The industry leader cited both the BPO (Business Process Outsourcing) and the Electronics industries as models for industry-government-academe partnership. They have been adopting and implementing the said reform in order for them to address their jobs-skills mismatch and make their respective industries become more globally competitive.

To date, The BPO employs 1.3 million people last year and is expected to grow up to 1.7 billion within the year, while the electronics industry employs 3.2. million direct and indirect workers.  In addition, both industries have established work immersion and internship programs as well as various industry-based programs that promote employment.

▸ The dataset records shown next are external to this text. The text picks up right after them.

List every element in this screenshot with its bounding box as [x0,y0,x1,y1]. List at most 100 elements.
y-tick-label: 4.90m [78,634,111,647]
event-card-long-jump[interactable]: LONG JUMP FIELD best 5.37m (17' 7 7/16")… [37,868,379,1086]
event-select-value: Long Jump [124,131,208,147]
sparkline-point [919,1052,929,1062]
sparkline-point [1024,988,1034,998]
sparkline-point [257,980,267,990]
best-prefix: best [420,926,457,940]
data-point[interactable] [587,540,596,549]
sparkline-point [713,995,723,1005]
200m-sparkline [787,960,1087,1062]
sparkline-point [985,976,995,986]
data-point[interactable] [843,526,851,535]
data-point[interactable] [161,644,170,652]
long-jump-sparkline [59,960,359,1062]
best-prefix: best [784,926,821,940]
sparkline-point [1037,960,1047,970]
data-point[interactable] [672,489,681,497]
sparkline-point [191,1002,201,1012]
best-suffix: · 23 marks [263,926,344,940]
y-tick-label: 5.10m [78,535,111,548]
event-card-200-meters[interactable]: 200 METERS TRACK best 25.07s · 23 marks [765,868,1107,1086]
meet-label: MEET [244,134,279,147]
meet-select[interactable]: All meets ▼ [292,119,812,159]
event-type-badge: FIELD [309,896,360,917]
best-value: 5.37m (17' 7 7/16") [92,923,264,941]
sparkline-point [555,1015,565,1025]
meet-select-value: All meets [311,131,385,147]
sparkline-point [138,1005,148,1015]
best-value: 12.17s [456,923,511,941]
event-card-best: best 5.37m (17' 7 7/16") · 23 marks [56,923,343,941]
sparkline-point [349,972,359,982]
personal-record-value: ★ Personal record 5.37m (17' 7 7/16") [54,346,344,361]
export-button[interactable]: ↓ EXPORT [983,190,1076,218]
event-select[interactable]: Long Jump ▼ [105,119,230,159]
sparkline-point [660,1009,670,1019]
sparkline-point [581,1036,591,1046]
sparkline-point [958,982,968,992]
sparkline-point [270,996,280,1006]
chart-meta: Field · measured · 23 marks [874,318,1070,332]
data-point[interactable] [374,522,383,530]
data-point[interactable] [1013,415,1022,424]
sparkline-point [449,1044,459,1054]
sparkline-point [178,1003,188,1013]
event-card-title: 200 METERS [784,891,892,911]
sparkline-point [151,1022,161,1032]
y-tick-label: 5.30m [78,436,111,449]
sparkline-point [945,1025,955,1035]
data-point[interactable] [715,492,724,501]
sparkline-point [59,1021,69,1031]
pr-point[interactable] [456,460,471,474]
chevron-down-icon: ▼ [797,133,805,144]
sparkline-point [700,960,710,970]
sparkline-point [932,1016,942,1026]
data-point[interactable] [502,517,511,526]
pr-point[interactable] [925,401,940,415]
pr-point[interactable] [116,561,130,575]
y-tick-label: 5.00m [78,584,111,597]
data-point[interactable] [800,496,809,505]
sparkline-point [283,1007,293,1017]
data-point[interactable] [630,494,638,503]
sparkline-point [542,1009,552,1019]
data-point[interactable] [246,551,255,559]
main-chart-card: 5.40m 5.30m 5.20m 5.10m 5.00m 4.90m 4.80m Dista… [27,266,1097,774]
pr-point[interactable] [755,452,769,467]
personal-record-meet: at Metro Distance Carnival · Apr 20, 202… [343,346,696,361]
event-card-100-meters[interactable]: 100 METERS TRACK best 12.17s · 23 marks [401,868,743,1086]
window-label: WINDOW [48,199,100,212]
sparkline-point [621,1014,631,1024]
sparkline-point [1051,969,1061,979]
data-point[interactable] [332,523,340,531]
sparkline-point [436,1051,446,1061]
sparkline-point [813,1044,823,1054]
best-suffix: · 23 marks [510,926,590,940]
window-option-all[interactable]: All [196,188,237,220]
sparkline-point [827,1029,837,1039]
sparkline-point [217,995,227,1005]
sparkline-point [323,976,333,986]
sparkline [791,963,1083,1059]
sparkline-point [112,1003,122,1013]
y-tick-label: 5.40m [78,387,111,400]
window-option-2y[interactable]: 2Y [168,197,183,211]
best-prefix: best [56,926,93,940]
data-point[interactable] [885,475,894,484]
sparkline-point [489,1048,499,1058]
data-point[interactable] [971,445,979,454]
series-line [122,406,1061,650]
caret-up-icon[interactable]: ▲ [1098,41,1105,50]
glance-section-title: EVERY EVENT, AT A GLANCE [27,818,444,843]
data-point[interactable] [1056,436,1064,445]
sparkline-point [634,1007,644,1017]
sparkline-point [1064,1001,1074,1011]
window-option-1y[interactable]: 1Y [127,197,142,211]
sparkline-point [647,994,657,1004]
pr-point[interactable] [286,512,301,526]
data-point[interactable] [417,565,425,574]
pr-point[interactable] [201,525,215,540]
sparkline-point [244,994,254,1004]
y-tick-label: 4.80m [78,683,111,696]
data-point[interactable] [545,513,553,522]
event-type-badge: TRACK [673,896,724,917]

Ortiz-Luis, Jr, later explained that responding to the global realities and domestic demands would require a balance between what is being demanded by the labor market and what is being supplied by the education and training sector. He added that there is need to respond to the challenges posed by globalization, trade liberalization, information and technological advancement, international cooperation and agreements.

He continued that “globalization, includes among others, freer and borderless movement of capital goods, services, technology, information and human resource development between and among countries. Thus, the rapid change in information and communication technology directly impacts on the way work is being organized and executed, how products are being manufactured and shipped, and how systems and processes are implemented”.